You should be writing a draft of your thesis every quarter of BME 195 and submitting it to the PI for feedback on both the content and the writing.  The first quarter should result in a draft that has a clear statement of the research question or engineering design goals, a thorough literature survey explaining what other people have done and why the question or goal you are tackling is interesting and important, and a research or development plan for how you will answer the question or achieve the design goals.  Each subsequent quarter will result in editing and rewriting big chunks of the thesis, and replacing the research plan with the research results.

The audience for your thesis is not your PI, nor even other members of your lab team.  It is other bioengineering students who might want to join the team—so you can assume that your audience has a basic knowledge of biology and engineering, but not of the specifics of your lab team’s approach.  You need to define jargon the first time you use it, and you need to give a brief intro to any techniques that you use that aren’t covered in the required courses for bioengineering students.

A thesis is not a lab notebook or a lab protocol handbook (though you may wish to give detailed protocols in an appendix to the thesis).  We are interested in the engineering thought, not how many microliters of this or that you mixed for how long—unless your engineering is optimizing the protocol, in which case we need to know why you increased or decreased pH, temperature, salinity, or whatever else you were manipulating to do your optimization.

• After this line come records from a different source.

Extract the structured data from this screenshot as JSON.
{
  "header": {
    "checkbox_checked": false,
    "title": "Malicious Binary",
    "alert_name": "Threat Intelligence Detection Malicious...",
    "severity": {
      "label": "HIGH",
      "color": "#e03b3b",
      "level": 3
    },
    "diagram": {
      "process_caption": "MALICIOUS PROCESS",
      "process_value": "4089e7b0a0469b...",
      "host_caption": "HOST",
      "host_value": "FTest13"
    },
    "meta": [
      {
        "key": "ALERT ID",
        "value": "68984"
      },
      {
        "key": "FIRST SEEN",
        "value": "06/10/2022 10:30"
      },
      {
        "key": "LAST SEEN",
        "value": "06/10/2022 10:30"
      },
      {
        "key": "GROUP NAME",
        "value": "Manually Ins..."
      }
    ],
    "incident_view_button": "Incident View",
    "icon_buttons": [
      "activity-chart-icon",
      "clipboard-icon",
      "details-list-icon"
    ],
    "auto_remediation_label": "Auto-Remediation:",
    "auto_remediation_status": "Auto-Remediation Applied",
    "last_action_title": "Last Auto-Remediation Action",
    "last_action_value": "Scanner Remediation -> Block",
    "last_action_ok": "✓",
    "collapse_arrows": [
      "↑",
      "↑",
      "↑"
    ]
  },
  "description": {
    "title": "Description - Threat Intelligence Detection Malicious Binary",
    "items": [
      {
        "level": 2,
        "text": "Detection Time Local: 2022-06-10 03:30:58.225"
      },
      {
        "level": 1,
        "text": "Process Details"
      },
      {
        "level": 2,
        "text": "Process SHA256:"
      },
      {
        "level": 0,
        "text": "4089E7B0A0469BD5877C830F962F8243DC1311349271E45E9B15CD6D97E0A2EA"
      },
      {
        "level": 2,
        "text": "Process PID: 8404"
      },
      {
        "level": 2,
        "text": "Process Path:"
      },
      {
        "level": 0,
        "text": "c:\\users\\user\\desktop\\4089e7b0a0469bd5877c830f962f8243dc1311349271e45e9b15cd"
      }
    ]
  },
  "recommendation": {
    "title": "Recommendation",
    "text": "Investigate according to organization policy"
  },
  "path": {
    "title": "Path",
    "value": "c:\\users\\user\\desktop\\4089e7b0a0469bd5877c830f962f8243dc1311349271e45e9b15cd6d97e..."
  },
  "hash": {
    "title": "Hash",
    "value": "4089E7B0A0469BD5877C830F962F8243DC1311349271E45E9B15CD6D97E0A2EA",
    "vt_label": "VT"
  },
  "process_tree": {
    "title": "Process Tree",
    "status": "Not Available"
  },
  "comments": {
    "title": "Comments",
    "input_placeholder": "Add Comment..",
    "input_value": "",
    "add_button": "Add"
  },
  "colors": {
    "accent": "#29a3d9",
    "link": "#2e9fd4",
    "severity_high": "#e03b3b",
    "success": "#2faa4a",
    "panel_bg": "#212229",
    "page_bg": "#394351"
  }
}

A thesis is not a journal article.  Journal articles are very limited in space, so are carefully trimmed and edited to remove any dead ends or interesting side trips that don’t appear to contribute to the final result. A thesis should include discussion of the entire project, including the side trips and dead ends.  We want to see how you solved problems, not just the final solution, which is all the journal article usually has room for.

In BME 123T winter quarter (generally in the middle of the thesis research), we will go through several drafts of your thesis, with detailed feedback on the writing (and somewhat less on the content than the PIs are expected to give).  You should be starting Winter quarter with a complete first draft (some parts will still be plans rather than results, of course), and coming out of BME 123T with an almost complete final draft, so the spring quarter can be dedicated to finishing the research, with only a few new results to be written up.

presentation requirements

The new curriculum requires a senior portfolio containing at least two projects, one of which is your capstone project.  (The other project is generally a small one from one of your required courses.)  The portfolio also requires PDFs of three different presentation modes: a final paper, slides for an oral presentation, and a poster.  You need to make sure that you have examples of all three formats for your senior portfolio—if you are missing one at the beginning of your senior year, find a way to create it during the year.

Everyone should be producing a poster for their capstone for the undergraduate symposium in the spring (though posters produced for other venues can be included in the senior portfolio instead).  The senior thesis requires a final paper and the group projects generally require an oral presentation.  BME123T is expected to concentrate mainly on the written report format, but if students need poster or oral presentation opportunities, the course can be used for those as well.

The BME department has agreed to pay for undergrad posters printed at BELS for senior projects or for conferences for bioengineering and bioinformatics students, but NOT RUSH FEES.  If you miss the deadlines for normal charges, then the rush fees come out of your pocket (unless you can sweet-talk your PI into covering them).